MENARAnews, Medan (Sumut) – Penetapan tersangka kepada tiga orang masyarakat adat Dusun Matio, Desa Parsoburan Barat, Kecamatan Habinsaran Kabupaten Toba Samosir atas tuduhan menghalangi akses jalan umum mendapat reaksi keras dari warga setempat dan Aliansi Masyarakat Adat Nusantara (AMAN).
Sekretaris Jenderal Deputi III PB AMAN, Arifin Saleh mengatakan bahwa kriminalisasi yang terjadi kepada Maysarakat Adat Matio menunjukkan bahwa negara dalam hal ini penegak hukum masih melakukan praktik-praktik yang kerap terjadi pada masa orde baru dimana warga desa adat secara khusus dihadapkan dengan militer.
Warga Desa Adat Matio sudah melakukan perjuangan perampasan tanah adat yang dilakukan PT. TPL (dulunya Indorayon) sejak tahun 1998 hingga saat ini kerap mendapatkan intervensi dari militer.
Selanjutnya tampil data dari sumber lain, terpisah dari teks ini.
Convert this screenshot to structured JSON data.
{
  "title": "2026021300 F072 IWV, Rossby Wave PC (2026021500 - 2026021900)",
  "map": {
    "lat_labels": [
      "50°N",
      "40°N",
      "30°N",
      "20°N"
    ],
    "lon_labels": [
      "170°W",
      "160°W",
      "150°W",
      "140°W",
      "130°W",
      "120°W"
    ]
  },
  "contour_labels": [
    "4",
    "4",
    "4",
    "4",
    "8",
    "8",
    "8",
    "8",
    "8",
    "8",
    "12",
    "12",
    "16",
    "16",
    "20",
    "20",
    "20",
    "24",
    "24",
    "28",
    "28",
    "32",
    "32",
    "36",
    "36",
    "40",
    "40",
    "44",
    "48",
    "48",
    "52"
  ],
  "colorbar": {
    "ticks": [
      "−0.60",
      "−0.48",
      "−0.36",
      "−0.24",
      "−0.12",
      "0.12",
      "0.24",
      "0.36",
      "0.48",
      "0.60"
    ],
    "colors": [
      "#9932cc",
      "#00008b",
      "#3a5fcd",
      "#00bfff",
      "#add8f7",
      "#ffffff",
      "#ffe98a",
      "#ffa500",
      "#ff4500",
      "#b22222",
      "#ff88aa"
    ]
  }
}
Masyarakat Adat Matio seharusnya mendapatkan perlindungan dari militer bukan mendapatkan intimidasi dan diskriminasi apalagi kriminalisasi. Mereka ini sedang melawan korporasi besar yang telah merampas tanah leluhurnya dan negara harus hadir, ujar Arifin yang sering dipanggil Monang itu, Jumat (13/5/2016).
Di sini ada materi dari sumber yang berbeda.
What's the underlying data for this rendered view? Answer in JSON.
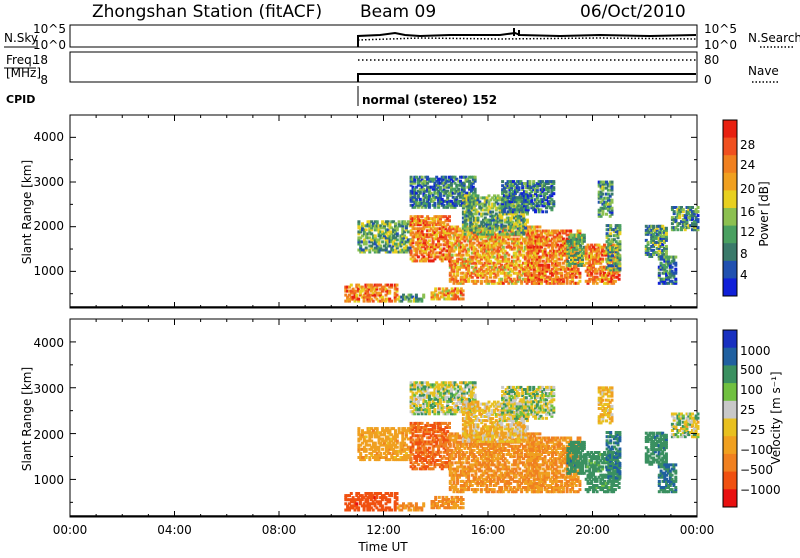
{
  "header": {
    "station": "Zhongshan Station (fitACF)",
    "beam": "Beam 09",
    "date": "06/Oct/2010"
  },
  "noise_panel": {
    "left_label": "N.Sky",
    "right_label": "N.Search",
    "left_ticks": [
      "10^5",
      "10^0"
    ],
    "right_ticks": [
      "10^5",
      "10^0"
    ]
  },
  "freq_panel": {
    "left_label_1": "Freq.",
    "left_label_2": "[MHz]",
    "right_label": "Nave",
    "left_ticks": [
      "18",
      "8"
    ],
    "right_ticks": [
      "80",
      "0"
    ]
  },
  "cpid": {
    "label": "CPID",
    "text": "normal (stereo) 152"
  },
  "power_panel": {
    "ylabel": "Slant Range [km]",
    "yticks": [
      "4000",
      "3000",
      "2000",
      "1000"
    ],
    "colorbar_label": "Power [dB]",
    "colorbar_ticks": [
      "28",
      "24",
      "20",
      "16",
      "12",
      "8",
      "4"
    ],
    "colors": [
      "#1020d8",
      "#2050b0",
      "#3a7a6a",
      "#4aa060",
      "#8cc050",
      "#e8d020",
      "#f0a020",
      "#f08020",
      "#f05020",
      "#e82010"
    ]
  },
  "velocity_panel": {
    "ylabel": "Slant Range [km]",
    "yticks": [
      "4000",
      "3000",
      "2000",
      "1000"
    ],
    "colorbar_label": "Velocity [m s⁻¹]",
    "colorbar_ticks": [
      "1000",
      "500",
      "100",
      "25",
      "−25",
      "−100",
      "−500",
      "−1000"
    ],
    "colors": [
      "#1830c0",
      "#2060a0",
      "#3a9060",
      "#70c040",
      "#c8c8c8",
      "#e8c020",
      "#f0a020",
      "#f08020",
      "#f05010",
      "#e81010"
    ]
  },
  "xaxis": {
    "label": "Time UT",
    "ticks": [
      "00:00",
      "04:00",
      "08:00",
      "12:00",
      "16:00",
      "20:00",
      "00:00"
    ]
  },
  "chart_data": [
    {
      "type": "heatmap",
      "title": "Power",
      "xlabel": "Time UT",
      "ylabel": "Slant Range [km]",
      "xlim": [
        "00:00",
        "24:00"
      ],
      "ylim": [
        180,
        4500
      ],
      "z_range": [
        0,
        30
      ],
      "z_label": "Power [dB]",
      "echo_regions": [
        {
          "t_start": 10.5,
          "t_end": 12.5,
          "range_lo": 300,
          "range_hi": 700,
          "z": 22
        },
        {
          "t_start": 11.0,
          "t_end": 13.0,
          "range_lo": 1400,
          "range_hi": 2100,
          "z": 10
        },
        {
          "t_start": 12.5,
          "t_end": 13.5,
          "range_lo": 300,
          "range_hi": 450,
          "z": 10
        },
        {
          "t_start": 13.0,
          "t_end": 14.5,
          "range_lo": 1200,
          "range_hi": 2200,
          "z": 22
        },
        {
          "t_start": 13.0,
          "t_end": 15.5,
          "range_lo": 2400,
          "range_hi": 3100,
          "z": 6
        },
        {
          "t_start": 13.8,
          "t_end": 15.0,
          "range_lo": 350,
          "range_hi": 600,
          "z": 20
        },
        {
          "t_start": 14.5,
          "t_end": 18.0,
          "range_lo": 700,
          "range_hi": 2000,
          "z": 20
        },
        {
          "t_start": 15.0,
          "t_end": 17.5,
          "range_lo": 1800,
          "range_hi": 2700,
          "z": 10
        },
        {
          "t_start": 16.5,
          "t_end": 18.5,
          "range_lo": 2300,
          "range_hi": 3000,
          "z": 6
        },
        {
          "t_start": 17.5,
          "t_end": 19.5,
          "range_lo": 700,
          "range_hi": 1900,
          "z": 22
        },
        {
          "t_start": 19.0,
          "t_end": 19.7,
          "range_lo": 1100,
          "range_hi": 1800,
          "z": 12
        },
        {
          "t_start": 19.7,
          "t_end": 21.0,
          "range_lo": 700,
          "range_hi": 1600,
          "z": 22
        },
        {
          "t_start": 20.5,
          "t_end": 21.0,
          "range_lo": 1000,
          "range_hi": 2000,
          "z": 10
        },
        {
          "t_start": 20.2,
          "t_end": 20.7,
          "range_lo": 2200,
          "range_hi": 3000,
          "z": 8
        },
        {
          "t_start": 22.0,
          "t_end": 22.8,
          "range_lo": 1300,
          "range_hi": 2000,
          "z": 8
        },
        {
          "t_start": 22.5,
          "t_end": 23.2,
          "range_lo": 700,
          "range_hi": 1300,
          "z": 6
        },
        {
          "t_start": 23.0,
          "t_end": 24.0,
          "range_lo": 1900,
          "range_hi": 2400,
          "z": 8
        }
      ]
    },
    {
      "type": "heatmap",
      "title": "Velocity",
      "xlabel": "Time UT",
      "ylabel": "Slant Range [km]",
      "xlim": [
        "00:00",
        "24:00"
      ],
      "ylim": [
        180,
        4500
      ],
      "z_range": [
        -1000,
        1000
      ],
      "z_label": "Velocity [m s⁻¹]",
      "echo_regions": [
        {
          "t_start": 10.5,
          "t_end": 12.5,
          "range_lo": 300,
          "range_hi": 700,
          "z": -700
        },
        {
          "t_start": 11.0,
          "t_end": 13.0,
          "range_lo": 1400,
          "range_hi": 2100,
          "z": -200
        },
        {
          "t_start": 12.5,
          "t_end": 13.5,
          "range_lo": 300,
          "range_hi": 450,
          "z": -300
        },
        {
          "t_start": 13.0,
          "t_end": 14.5,
          "range_lo": 1200,
          "range_hi": 2200,
          "z": -500
        },
        {
          "t_start": 13.0,
          "t_end": 15.5,
          "range_lo": 2400,
          "range_hi": 3100,
          "z": 0
        },
        {
          "t_start": 13.8,
          "t_end": 15.0,
          "range_lo": 350,
          "range_hi": 600,
          "z": -300
        },
        {
          "t_start": 14.5,
          "t_end": 18.0,
          "range_lo": 700,
          "range_hi": 2000,
          "z": -300
        },
        {
          "t_start": 15.0,
          "t_end": 17.5,
          "range_lo": 1800,
          "range_hi": 2700,
          "z": -80
        },
        {
          "t_start": 16.5,
          "t_end": 18.5,
          "range_lo": 2300,
          "range_hi": 3000,
          "z": 10
        },
        {
          "t_start": 17.5,
          "t_end": 19.5,
          "range_lo": 700,
          "range_hi": 1900,
          "z": -300
        },
        {
          "t_start": 19.0,
          "t_end": 19.7,
          "range_lo": 1100,
          "range_hi": 1800,
          "z": 200
        },
        {
          "t_start": 19.7,
          "t_end": 21.0,
          "range_lo": 700,
          "range_hi": 1600,
          "z": 150
        },
        {
          "t_start": 20.5,
          "t_end": 21.0,
          "range_lo": 1000,
          "range_hi": 2000,
          "z": 300
        },
        {
          "t_start": 20.2,
          "t_end": 20.7,
          "range_lo": 2200,
          "range_hi": 3000,
          "z": -100
        },
        {
          "t_start": 22.0,
          "t_end": 22.8,
          "range_lo": 1300,
          "range_hi": 2000,
          "z": 200
        },
        {
          "t_start": 22.5,
          "t_end": 23.2,
          "range_lo": 700,
          "range_hi": 1300,
          "z": 300
        },
        {
          "t_start": 23.0,
          "t_end": 24.0,
          "range_lo": 1900,
          "range_hi": 2400,
          "z": 0
        }
      ]
    }
  ]
}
Di tempat yang sama, Roganda Simanjuntak selaku Ketua AMAN Wilayah Tanah Batak, mengatakan bahwa Tanah Ulayat atau tanah adat sudah diatur dalam Putusan MK No.35/PUU-X/2012 yang menyatakan bahwa hutan adat termasuk kategori hutan hak dan bukan hutan negara dan diperkuat kembali oleh Peraturan Menteri Kehutanan dan Lingkungan Hidup Nomor 32 Tahun 2015 yang mengakui Kawasan Adat adalah Hutan Hak.
Jadi sudah jelas diatur masyarakat adat yang mendiami suatu wilayah punya kebebasan untuk menggunakan hutan atau tanahnya. Ketika PT. TPL masuk ke tanah adat milik warga Matio hal wajar mereka berontak, itu tanah leluhurnya, ujar Roganda.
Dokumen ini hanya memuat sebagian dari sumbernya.